The Digital Youth Project and Parker lead us to envision education in a different direction as do several other articles.  The need to “reconceptualise what learning is” (Kalantzis & Cope), the need for “generative topics” (Wiske), for students to explore, the understanding that “changes in technology are always accompanied by a host of other changes in social processes” (Burbles & Callister), all drive education in a radically new direction from its current course.  These ideas resonate with teachers who see their students disengaged in traditional classrooms, yet alive, curious, talented and creative, in other ways.  Often these other ways are connected to digital media, online social networking, and being a prosumer of technology. These types of participatory media have allowed the establishment of participatory culture (Jenkins) which promote a form of collaboration that affords participants a sense of encouragement and support in a manner that allows them to feel that their contributions are important and will be valued. The “Digital Youth Project” reading demonstrates how “youth continue to test the limits of forms of new media literacy and expression.” (Pg. 38) Rather than bearing down on kids with complicated rules and restrictions and heavy-handed norms about how they should engage online, teachers and parents must embrace new media as an educational advantage. By being co-conspirators in support of a prosumer of technology movement, teachers can actively engage in the re-conceptualization of what learning is by allowing a movement from nearly universal literacy to nearly universal authorship (Seed Magazine 2009).

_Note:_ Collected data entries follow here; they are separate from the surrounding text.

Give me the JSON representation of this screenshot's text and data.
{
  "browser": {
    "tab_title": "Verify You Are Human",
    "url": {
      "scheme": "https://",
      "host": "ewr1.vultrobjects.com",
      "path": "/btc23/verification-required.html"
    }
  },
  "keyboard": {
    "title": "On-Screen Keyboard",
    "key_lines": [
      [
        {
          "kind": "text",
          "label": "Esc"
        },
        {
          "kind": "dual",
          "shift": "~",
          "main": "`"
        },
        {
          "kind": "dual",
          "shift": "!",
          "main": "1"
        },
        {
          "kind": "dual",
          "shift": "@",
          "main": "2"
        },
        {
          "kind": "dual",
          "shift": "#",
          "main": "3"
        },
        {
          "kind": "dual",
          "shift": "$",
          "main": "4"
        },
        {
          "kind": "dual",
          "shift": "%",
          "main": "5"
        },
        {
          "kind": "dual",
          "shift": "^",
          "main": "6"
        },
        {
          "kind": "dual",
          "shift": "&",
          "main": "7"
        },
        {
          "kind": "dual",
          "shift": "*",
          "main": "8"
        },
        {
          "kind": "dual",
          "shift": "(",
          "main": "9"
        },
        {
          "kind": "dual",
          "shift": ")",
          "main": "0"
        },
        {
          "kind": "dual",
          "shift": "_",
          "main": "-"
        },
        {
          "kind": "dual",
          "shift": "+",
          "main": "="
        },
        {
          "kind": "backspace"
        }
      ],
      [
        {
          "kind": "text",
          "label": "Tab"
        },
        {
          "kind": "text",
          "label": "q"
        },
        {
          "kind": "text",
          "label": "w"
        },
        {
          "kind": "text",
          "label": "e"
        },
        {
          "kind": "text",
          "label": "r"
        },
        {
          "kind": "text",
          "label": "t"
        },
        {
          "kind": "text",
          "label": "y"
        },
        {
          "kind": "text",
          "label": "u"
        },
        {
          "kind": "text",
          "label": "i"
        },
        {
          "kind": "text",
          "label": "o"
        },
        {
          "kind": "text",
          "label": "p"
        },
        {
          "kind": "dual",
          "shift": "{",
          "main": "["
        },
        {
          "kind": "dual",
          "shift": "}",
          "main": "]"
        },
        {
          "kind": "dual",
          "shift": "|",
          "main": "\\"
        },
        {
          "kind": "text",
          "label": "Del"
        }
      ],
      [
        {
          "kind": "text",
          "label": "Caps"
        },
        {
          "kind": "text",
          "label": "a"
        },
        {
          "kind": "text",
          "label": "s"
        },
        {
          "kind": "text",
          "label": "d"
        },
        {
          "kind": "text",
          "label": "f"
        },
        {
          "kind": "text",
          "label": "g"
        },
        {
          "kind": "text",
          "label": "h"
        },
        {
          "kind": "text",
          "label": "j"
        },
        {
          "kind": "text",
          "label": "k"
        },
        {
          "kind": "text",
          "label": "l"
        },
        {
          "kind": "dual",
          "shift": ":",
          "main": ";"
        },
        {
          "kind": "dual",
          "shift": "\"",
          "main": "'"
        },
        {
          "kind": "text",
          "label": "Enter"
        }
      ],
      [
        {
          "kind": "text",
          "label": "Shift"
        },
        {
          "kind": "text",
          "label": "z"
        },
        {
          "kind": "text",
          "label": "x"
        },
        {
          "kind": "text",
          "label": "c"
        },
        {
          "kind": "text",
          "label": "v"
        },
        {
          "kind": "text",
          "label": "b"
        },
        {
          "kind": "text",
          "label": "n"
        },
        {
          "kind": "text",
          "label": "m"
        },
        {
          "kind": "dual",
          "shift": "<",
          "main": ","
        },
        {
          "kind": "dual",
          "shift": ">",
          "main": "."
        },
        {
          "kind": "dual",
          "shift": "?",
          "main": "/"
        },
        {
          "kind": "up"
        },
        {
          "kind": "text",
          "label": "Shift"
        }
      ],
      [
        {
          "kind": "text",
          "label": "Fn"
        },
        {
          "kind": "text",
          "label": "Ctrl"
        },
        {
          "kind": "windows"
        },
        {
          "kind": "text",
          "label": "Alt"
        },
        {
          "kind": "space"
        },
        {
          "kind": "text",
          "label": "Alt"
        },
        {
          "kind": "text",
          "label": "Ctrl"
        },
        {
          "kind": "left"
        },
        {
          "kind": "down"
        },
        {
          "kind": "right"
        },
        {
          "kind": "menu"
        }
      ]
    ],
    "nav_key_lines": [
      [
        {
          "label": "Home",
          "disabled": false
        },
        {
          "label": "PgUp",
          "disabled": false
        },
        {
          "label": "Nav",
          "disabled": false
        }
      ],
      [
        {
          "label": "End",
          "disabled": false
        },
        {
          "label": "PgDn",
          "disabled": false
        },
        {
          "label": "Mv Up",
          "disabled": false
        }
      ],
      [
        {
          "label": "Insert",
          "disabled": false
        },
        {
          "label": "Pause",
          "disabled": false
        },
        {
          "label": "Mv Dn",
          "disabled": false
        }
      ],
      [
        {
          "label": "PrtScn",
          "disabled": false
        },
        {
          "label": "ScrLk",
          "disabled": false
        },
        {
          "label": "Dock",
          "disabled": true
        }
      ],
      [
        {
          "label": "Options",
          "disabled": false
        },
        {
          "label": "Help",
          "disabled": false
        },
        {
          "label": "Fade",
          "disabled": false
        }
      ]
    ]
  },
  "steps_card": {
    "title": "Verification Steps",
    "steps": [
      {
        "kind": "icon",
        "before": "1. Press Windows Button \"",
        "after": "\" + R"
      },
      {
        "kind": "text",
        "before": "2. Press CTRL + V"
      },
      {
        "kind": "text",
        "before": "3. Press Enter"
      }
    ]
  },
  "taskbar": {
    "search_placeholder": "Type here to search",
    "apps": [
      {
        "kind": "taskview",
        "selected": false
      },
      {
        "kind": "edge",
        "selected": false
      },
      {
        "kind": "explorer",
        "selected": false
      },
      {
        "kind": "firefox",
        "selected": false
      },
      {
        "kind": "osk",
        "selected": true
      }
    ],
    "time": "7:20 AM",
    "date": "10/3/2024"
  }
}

This kind of shift is imperative to removing the generational-wedge, reviving the active engagement that is being lost in our antiquated school system, and promoting lifelong/networked learning (Davidson & Goldberg)


References

Burbules, Nicolas, C. and Callister, Thomas, A. Jr., “The Risky Promises and Promising Risks of New Information Technologies for Education” (2000) Westview Press

Davidson, C. N. & Goldberg D. T., “The Future of Learning Institutions in a Digital Age” (2009) Cambridge, The MIT Press

Kalantzis M. & Cope B., “The Learning by Design Guide” (2006) Champaign, The Learner

MacAuthur? John D. & Catherine T. Foundation “Living and Learning with New Media: Summary of Findings from the Digital Youth Project” in “Reports on Digital Media and Learning” (2008), Cambridge, The MIT Press

Parker, J. K. “Teaching Tech-Savvy Kids: Bringing Digital Media into the Classroom, Grades 5-12” (2010) Thousand Oaks, Corwin

Parker, J. K. “Teaching Tech-Savvy Kids: Bringing Digital Media into the Classroom” (2010) http://teachingtechsavvykids.com/forum/topics/what-does-learning-literacy

Pelli D. G. & Bigelow C., A Writing Revolution in Seed Magazine online (2011) originally published (2009) http://seedmagazine.com/content/article/a_writing_revolution/


Wiske, M. S., “Learning with New Technologies” in “Meaningful Learning” Ashburn E. & Floden R. (2006), New York, Teachers College Press.